In discussing the report with Dr. Ponemon he was quick to say, “What is surprising is that the vulnerability of SQL databases to injections by those with malicious intent is nothing new. In fact, there is software unfortunately available that would enable a 12 year-old to drain your database.  It is why we are recommending continuous monitoring and were dismayed by the lack of frequent monitoring or lack of monitoring completely that retailers are presently doing.” 

In fact, when those on the front lines were asked about how preset to provide protection of critical information, as can be seen below continuous monitoring of the database network along with advanced activity monitoring and encryption, topped the list. 

Source: The SQL Injection Threat & Recent Retail Breaches Report, 2014

Dr. Ponemon also pointed to a finding that is a subject for those of  you who follow my postings on security breaches have read rants on before, “When should victims be notified of a data breach?” Dr.

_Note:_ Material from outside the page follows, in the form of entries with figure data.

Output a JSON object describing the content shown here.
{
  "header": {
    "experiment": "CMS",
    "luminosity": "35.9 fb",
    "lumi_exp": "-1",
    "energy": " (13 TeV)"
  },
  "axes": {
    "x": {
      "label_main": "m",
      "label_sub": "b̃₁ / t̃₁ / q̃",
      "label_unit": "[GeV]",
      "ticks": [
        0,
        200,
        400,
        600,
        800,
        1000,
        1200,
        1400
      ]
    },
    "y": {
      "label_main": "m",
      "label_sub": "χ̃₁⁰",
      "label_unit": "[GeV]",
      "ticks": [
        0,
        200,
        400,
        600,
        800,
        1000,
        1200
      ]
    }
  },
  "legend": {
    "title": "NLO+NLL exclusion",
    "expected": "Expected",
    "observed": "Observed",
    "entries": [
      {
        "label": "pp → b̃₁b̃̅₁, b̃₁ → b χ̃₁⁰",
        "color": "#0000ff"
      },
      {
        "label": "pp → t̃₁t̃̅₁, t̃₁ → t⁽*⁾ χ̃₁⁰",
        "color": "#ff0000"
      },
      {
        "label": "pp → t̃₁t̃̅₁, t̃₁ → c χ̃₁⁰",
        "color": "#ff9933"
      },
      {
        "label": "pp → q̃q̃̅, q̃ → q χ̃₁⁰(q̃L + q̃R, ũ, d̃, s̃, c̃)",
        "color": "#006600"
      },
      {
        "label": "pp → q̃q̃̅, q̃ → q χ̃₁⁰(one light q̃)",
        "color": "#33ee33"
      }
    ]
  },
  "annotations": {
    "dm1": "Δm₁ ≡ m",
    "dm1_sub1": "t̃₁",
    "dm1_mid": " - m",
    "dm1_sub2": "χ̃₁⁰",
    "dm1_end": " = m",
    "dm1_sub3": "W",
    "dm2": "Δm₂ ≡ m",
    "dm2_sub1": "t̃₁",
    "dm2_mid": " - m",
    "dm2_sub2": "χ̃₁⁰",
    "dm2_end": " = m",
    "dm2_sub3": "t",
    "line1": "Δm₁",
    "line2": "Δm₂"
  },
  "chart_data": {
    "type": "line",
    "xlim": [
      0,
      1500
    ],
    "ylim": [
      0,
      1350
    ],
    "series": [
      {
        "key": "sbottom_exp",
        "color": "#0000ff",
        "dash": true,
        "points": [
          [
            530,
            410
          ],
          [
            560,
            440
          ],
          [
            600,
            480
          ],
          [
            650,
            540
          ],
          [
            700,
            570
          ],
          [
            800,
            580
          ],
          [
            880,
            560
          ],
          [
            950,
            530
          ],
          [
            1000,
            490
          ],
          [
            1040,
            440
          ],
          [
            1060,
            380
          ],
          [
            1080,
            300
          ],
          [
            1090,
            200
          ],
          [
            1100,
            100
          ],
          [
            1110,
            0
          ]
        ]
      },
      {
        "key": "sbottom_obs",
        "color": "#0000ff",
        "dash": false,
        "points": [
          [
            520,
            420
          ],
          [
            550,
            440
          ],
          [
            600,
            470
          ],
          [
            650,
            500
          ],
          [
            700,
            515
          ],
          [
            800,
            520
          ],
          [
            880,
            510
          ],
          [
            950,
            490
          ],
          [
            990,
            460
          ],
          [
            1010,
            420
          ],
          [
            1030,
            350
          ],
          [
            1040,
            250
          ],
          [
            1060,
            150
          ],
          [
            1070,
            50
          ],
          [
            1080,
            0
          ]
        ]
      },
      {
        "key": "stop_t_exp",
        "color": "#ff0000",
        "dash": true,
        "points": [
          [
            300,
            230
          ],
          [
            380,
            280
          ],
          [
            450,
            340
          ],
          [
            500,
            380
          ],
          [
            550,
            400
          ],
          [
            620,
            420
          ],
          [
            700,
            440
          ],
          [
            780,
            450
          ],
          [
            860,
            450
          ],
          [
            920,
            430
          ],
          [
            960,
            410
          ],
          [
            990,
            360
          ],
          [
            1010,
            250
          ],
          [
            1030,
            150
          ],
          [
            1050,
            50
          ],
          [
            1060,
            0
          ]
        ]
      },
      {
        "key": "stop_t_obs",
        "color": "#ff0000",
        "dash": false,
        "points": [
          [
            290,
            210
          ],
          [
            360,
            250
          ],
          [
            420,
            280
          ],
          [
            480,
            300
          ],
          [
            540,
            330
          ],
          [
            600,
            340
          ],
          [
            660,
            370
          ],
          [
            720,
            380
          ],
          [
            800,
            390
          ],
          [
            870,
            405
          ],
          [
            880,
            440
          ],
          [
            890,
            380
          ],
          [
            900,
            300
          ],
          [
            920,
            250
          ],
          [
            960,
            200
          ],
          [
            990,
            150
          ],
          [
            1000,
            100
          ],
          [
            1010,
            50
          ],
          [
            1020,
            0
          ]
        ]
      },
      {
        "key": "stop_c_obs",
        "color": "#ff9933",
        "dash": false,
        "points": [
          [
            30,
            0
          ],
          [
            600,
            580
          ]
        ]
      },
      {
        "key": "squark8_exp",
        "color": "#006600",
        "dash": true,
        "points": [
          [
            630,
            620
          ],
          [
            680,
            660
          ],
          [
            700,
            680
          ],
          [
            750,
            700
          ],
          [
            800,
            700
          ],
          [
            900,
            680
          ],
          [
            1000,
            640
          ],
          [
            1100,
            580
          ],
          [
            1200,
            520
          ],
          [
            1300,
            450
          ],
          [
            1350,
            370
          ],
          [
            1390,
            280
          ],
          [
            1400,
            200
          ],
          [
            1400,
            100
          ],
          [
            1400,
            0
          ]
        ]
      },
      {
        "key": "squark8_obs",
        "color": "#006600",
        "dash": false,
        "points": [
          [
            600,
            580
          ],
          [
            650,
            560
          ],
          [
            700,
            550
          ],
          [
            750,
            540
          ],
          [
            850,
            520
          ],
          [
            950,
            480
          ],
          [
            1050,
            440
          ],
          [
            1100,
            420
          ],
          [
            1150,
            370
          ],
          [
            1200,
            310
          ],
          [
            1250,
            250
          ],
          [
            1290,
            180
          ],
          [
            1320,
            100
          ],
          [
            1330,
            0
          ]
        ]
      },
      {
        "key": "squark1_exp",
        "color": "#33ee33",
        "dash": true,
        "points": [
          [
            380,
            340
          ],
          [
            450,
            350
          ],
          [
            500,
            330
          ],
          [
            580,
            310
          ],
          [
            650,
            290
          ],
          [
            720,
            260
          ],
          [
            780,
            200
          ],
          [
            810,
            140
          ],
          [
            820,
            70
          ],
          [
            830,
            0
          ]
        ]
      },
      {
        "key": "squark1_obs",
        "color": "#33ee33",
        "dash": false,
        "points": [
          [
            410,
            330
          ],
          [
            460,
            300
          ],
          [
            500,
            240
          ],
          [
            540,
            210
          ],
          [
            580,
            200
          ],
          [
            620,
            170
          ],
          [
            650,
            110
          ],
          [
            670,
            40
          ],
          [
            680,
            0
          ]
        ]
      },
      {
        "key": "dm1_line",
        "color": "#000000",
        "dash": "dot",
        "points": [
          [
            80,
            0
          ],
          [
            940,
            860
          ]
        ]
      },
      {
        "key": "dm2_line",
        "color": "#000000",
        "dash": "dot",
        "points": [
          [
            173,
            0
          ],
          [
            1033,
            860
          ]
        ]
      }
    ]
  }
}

Ponemon said, “This is an interesting question since there are dangers in being out with bad information if you act hastily, but as a matter of trust those impacted need to know, along with what steps they need to take if any, and they need  know sooner rather than later.  Transparency is the best policy, but it does need to be based on obtaining a certain level of knowledge which is why solutions such as DB Networks are so valuable.”

Source: The SQL Injection Threat & Recent Retail Breaches Report, 2014

What is clear from the report, as has been a trend in much of the recent security reports dealing with other types of cyberattacks, is that doing nothing more than just staying alert with real-time visibility into your environment, along with having the analytics and remediation tools to be both proactive and reactive, can go a long way to reducing risks. For retailers, whose lifeblood is those SQL databases, the report should serve to create a sense of urgency about fending off SQL injections.

 For everyone else, that is great advice too, along with the desirability of keeping those who have been impacted informed with the best information possible and in a timely manner.